For most of the game, the run defense was stout, the secondary covered well and Montez Sweat dominated with 2.5 sacks.
Then, in the fourth quarter, the bottom fell out.
Down 17-10, Flacco bought himself some time and made an anticipatory throw into a tight window to Browns receiver Amari Cooper, who broke a Jaquan Brisker tackle and sped 51 yards for the game-tying touchdown.
Later, with the game tied at 17 and the Browns facing a third-and-15 at their own 47-yard line with 56 seconds left, Flacco held onto the ball just long enough to hit tight end David Njoku for a 34-yard completion that set up the game-winning field goal. The image of defensive tackle Justin Jones, for some reason, dropping into coverage trying to keep up with Njoku will be one seared into the memories of Bears fans for far too long. Njoku might pop up in a few nightmares too after his clutch catch that came after his toe-tapping touchdown reception earlier.
On most Sundays, the Bears defense could say it played well enough to win. But on most Sundays with the Bears, the offense falls short of playing complementary football.
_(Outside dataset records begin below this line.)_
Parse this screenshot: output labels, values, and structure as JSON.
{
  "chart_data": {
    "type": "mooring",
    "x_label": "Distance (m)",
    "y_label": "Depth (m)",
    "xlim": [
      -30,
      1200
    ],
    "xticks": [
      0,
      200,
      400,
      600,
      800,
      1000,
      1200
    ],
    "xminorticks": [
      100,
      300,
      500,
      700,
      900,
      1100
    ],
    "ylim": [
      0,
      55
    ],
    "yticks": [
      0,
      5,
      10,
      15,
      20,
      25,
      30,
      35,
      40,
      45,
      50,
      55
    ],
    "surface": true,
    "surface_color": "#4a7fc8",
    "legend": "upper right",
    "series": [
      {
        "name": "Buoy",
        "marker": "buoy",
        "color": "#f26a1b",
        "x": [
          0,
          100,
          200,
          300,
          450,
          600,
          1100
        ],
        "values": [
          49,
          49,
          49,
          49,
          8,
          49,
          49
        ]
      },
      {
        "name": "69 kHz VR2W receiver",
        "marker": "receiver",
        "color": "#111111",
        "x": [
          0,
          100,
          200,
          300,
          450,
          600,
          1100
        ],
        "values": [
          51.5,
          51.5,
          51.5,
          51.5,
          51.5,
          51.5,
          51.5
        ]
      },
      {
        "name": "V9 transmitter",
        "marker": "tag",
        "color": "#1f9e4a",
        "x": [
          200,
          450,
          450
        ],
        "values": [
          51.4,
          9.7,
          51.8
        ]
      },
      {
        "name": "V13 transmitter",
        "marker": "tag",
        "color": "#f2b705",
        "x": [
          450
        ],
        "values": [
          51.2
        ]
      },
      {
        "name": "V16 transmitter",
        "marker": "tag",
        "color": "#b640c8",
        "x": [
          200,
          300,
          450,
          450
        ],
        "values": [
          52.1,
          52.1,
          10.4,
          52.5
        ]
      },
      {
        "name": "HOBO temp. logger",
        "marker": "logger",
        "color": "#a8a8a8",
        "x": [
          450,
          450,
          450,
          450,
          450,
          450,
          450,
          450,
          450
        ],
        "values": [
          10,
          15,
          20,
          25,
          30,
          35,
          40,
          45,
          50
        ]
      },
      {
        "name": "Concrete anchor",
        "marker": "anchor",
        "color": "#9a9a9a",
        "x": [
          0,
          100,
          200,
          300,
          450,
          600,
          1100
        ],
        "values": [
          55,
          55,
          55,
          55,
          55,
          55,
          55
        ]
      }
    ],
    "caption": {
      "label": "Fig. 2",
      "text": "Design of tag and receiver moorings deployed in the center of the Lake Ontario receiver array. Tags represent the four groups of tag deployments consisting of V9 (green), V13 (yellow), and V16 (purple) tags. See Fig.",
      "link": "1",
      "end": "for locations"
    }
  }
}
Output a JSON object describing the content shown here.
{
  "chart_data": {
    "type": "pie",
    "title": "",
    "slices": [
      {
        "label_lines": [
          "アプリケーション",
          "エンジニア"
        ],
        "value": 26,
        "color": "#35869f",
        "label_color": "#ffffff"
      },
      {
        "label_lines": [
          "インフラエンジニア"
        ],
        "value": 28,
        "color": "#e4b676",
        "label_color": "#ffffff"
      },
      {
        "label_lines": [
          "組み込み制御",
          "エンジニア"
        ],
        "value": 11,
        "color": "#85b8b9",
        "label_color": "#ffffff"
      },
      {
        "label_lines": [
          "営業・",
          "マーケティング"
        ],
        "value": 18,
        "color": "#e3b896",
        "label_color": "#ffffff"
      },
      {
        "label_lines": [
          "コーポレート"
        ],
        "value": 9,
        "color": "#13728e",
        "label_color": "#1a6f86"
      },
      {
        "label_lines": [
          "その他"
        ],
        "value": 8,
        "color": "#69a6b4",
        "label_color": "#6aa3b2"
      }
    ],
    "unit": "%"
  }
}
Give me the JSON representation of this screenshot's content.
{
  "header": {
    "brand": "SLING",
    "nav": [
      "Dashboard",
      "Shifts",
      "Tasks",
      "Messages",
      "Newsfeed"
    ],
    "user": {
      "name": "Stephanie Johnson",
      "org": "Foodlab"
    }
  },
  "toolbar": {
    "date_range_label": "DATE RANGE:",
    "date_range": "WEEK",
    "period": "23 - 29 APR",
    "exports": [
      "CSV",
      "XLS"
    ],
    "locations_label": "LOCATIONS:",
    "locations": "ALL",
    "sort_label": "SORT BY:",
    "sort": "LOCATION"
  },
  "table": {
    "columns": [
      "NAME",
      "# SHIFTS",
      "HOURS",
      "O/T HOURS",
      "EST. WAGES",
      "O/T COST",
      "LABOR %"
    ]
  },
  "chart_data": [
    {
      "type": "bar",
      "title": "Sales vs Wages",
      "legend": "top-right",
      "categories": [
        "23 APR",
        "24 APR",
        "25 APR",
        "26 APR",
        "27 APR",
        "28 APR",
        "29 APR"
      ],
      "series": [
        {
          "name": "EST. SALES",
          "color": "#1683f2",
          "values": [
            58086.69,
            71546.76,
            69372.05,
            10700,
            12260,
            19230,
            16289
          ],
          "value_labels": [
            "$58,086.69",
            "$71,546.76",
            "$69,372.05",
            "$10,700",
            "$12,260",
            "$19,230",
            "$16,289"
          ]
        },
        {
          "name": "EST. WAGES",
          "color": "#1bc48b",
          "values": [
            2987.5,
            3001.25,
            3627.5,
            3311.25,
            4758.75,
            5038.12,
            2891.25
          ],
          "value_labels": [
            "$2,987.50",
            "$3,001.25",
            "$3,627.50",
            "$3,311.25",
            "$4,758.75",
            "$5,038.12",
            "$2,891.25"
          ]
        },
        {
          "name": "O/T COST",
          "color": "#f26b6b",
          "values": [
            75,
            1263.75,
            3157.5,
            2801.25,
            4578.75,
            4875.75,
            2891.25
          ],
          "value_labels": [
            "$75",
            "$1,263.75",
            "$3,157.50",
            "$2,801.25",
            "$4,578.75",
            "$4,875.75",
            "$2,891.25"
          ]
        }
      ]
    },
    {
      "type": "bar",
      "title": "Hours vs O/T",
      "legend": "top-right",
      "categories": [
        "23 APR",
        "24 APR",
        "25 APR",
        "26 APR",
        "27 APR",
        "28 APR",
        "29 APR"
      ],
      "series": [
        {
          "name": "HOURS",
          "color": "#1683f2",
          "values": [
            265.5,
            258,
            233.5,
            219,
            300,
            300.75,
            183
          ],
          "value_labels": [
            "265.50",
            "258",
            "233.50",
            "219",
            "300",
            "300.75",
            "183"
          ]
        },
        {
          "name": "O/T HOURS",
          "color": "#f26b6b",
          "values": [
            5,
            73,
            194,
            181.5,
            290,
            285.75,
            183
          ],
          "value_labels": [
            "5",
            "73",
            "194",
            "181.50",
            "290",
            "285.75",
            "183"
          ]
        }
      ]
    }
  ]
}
To oversimplify everything, when the Browns needed their quarterback to bail them out, he did. When the Bears needed Fields to play the role of hero on the ensuing possession, something got in the way.
Something always seems to get in the way with the Bears offense.
Flacco, despite the three interceptions, threw for 374 yards and two touchdowns, completing 28 of 44 passes and earning a $75,000 victory bonus based on the contract he signed earlier in the week. Like many quarterbacks past their prime, Flacco alternated between looking aged and elite but, in the end, did enough to be the guy most responsible for the death of hope at Halas Hall. It was fun when the Fox broadcast spelled out all of the outcomes that needed to happen for the Bears to make the playoffs with a victory. But that’s all folly now.
The only thing the Bears are in the hunt for is respectability.
The final three games still look winnable for a Bears team that isn't as close to the playoffs as it wanted everyone to believe the last two weeks. For Fields and Eberflus, the remainder of the season gives them a chance to change any minds that aren’t made up by now. The questions about Fields’ passing prowess remain and won’t stop after a 166-yard performance. The culture Eberflus likes to cite will be questioned after Mooney said postgame the offense became “lackadaisical” after taking a 10-point lead.
How does that happen on a losing team?
Eberflus’ most widely debated decision came at the end of the first half, with four seconds left. Instead of trying a 55-yard field-goal attempt in a game in which points and yards were hard to come by, the Bears called for Fields to make a desperation heave into the end zone.
On one hand, the windy and rainy elements increased the degree of difficulty for kicker Cairo Santos, one of the Bears’ most reliable players. On the other, Santos connecting from his career-long distance – even in inclement weather – seemed more likely than completing a Hail Mary touchdown pass. Asked about it postgame, Eberflus explained that the kick was into a fierce wind that took about eight yards out of Santos’ range.
On this day, not even the wind was going the Bears’ way. But as the sobering truth sinks in, they really have nobody to blame but themselves.
In the holiday spirit, the Bears simply gave one away.